Cities and Governance Webinar Series - Powering and Greening Hong Kong



For decades scientists have been warning us that the Earth’s climate has been changing due, primarily, to mankind’s reliance on fossil fuels. Today, the evidence of this disruption can be seen all over the planet, in the form of devastating heatwaves, droughts, wildfires, flooding, record-breaking cold snaps, and the like. Many lives, and countless livelihoods, have already been lost, and without concerted global action this trend is only forecast to accelerate.


As part of the world-wide strategy to help mitigate this catastrophe, the final speaker in Lingnan University’s Cities and Governance Webinar Series, Mr Thomas Lui, Senior Project Manager, Strategic Development, CLP Power Hong Kong, set out ways in which Hong Kong can achieve carbon neutrality while maintaining a reliable energy supply to the SAR’s users.


To highlight the urgent need for action, Mr Lui began by citing events from either end of the climate spectrum that have occurred in a single country, the United States, in the past 18 months. In February 2021, Texas was hit by a winter storm during which temperatures dropped to -19°C, 25 degrees below normal. While in the summer of 2020, a Californian heatwave broke records from the past 70 years, with temperatures in Death Valley reaching 54°C. Both events caused major power outages at times when continuity of supply was essential for human well-being.



Targets and challenges


China has committed to ensuring the nation’s CO2 emissions peak before 2030 and that carbon neutrality will be achieved by 2060. While Hong Kong aims to achieve carbon neutrality before 2050. “Most of our energy is currently produced from fossil fuels,” Mr Lui noted.


Electricity currently provides around 55 percent of the energy used in Hong Kong, a much higher percentage than in many of the most developed Western countries, where the proportion is around 20 percent. This disparity is due to factors such as differences in the make up of the local economy, and the transport needs in such a compact and densely popular city. The reliability of the electricity supply is particularly important because of the number of extremely tall buildings serviced by lifts, and because of a public transport system that depends to a significant degree on electrical power, most notably in the form of the MTR.

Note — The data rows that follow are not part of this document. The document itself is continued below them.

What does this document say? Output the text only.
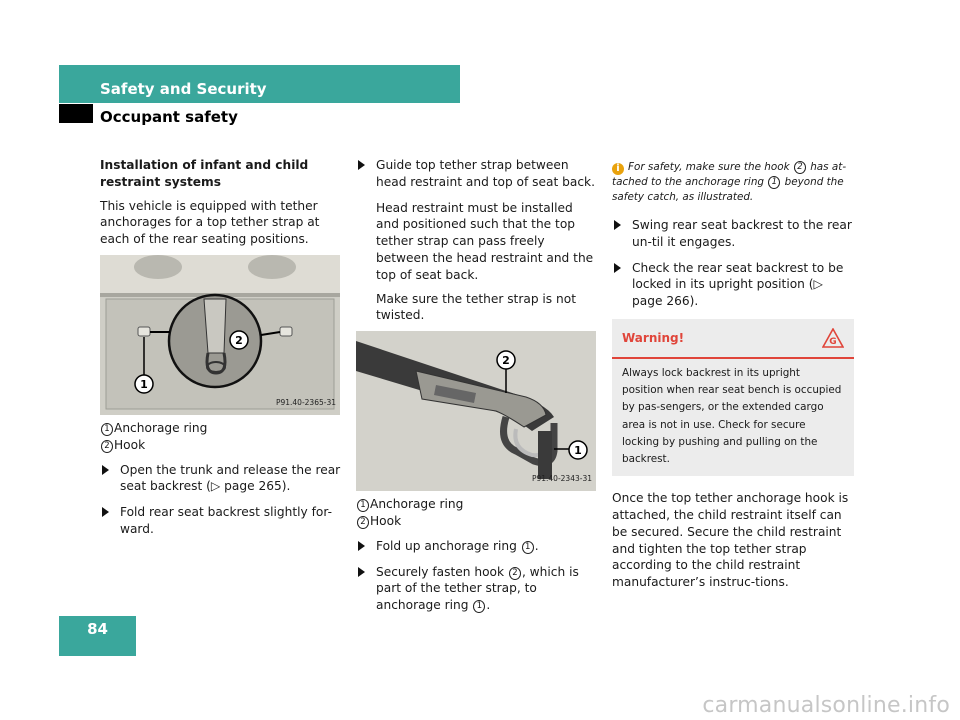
Safety and Security
Occupant safety

Installation of infant and child restraint systems

This vehicle is equipped with tether anchorages for a top tether strap at each of the rear seating positions.

2
1
P91.40-2365-31
1 Anchorage ring
2 Hook
Open the trunk and release the rear seat backrest (▷ page 265).
Fold rear seat backrest slightly for-ward.
Guide top tether strap between head restraint and top of seat back.

Head restraint must be installed and positioned such that the top tether strap can pass freely between the head restraint and the top of seat back.

Make sure the tether strap is not twisted.

2
1
P91.40-2343-31
1 Anchorage ring
2 Hook
Fold up anchorage ring 1 .
Securely fasten hook 2 , which is part of the tether strap, to anchorage ring 1 .
i For safety, make sure the hook 2 has at-tached to the anchorage ring 1 beyond the safety catch, as illustrated.
Swing rear seat backrest to the rear un-til it engages.
Check the rear seat backrest to be locked in its upright position (▷ page 266).
Warning!	G
Always lock backrest in its upright position when rear seat bench is occupied by pas-sengers, or the extended cargo area is not in use. Check for secure locking by pushing and pulling on the backrest.

Once the top tether anchorage hook is attached, the child restraint itself can be secured. Secure the child restraint and tighten the top tether strap according to the child restraint manufacturer’s instruc-tions.

84
carmanualsonline.info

Mr Lui went on to explain the trade-offs between different sources of energy for electricity generation. While coal is relatively cheap and reliable, its negative impact on our climate and air quality is at the heart of the current crisis. Natural gas is also reliable, and its use results in lower carbon emissions, but it still won’t take us to zero emissions. Even though nuclear power production emits no carbon into the atmosphere, and is relatively cheap, the public has fears around the safety of this technology. Renewal energy (RE) is clean but comes with land and reliability constraints, especially in Hong Kong, and, though its price is falling quickly, it is still relatively expensively. Because solar and wind RE sources are weather-driven and highly intermittent, their wide-spread adoption is also dependent on further enhancements to storage systems, such as batteries.


Recently, Mr Lui added, there is a global push to develop the technologies needed for clean power generation using hydrogen. Currently, however, this is still an expensive option.



Getting to net-zero


Mr Lui then laid out a road map for Hong Kong’s journey to net-zero energy production and use. First, steps should be taken to reduce the overall demand for energy. Second, wherever possible, the end use of energy should be electrified, and power generation should be de-carbonised. Third, hard-to-electrify energy end uses – such as heavy duty and long haul transport, and industrial heating – should de-carbonise by switching to energy sources such as hydrogen, once the relevant technology has been refined. Finally, residual carbon emissions should be offset by processes such as afforestation and workable carbon capture.


This journey has already started, he explained. “Hong Kong had a carbon emission peak in 2014 and in that particular year electricity generation contributed about 70 percent of this.” Transport was the second biggest emitter.


By 2020, both of the SAR’s power companies had increased their use of natural gas, with an estimated reduction in their carbon emissions of over one-third. Over the same period, they maintained a reliable power supply.


“CLP is taking a multi-pronged approach to de-carbonising Hong Kong’s energy supply to the customer,” Mr Lui said. The coal continues to be replaced by natural gas, speeding the de-carbonisation of the local power supply. Feed-in tariffs are payable to customers for any surplus RE they generate. CLP’s power transmission system is being enhanced, and the company plans to develop large-scale offshore wind farms and install advanced battery systems for RE storage. Eventually hydrogen will replace natural gas so the zero emissions target can be reached.


However, Mr Lui said, hitting the 2050 carbon neutrality target requires both supply and demand side action, with consumers also playing their part by choosing more energy efficient cars, water-heating systems, and the like.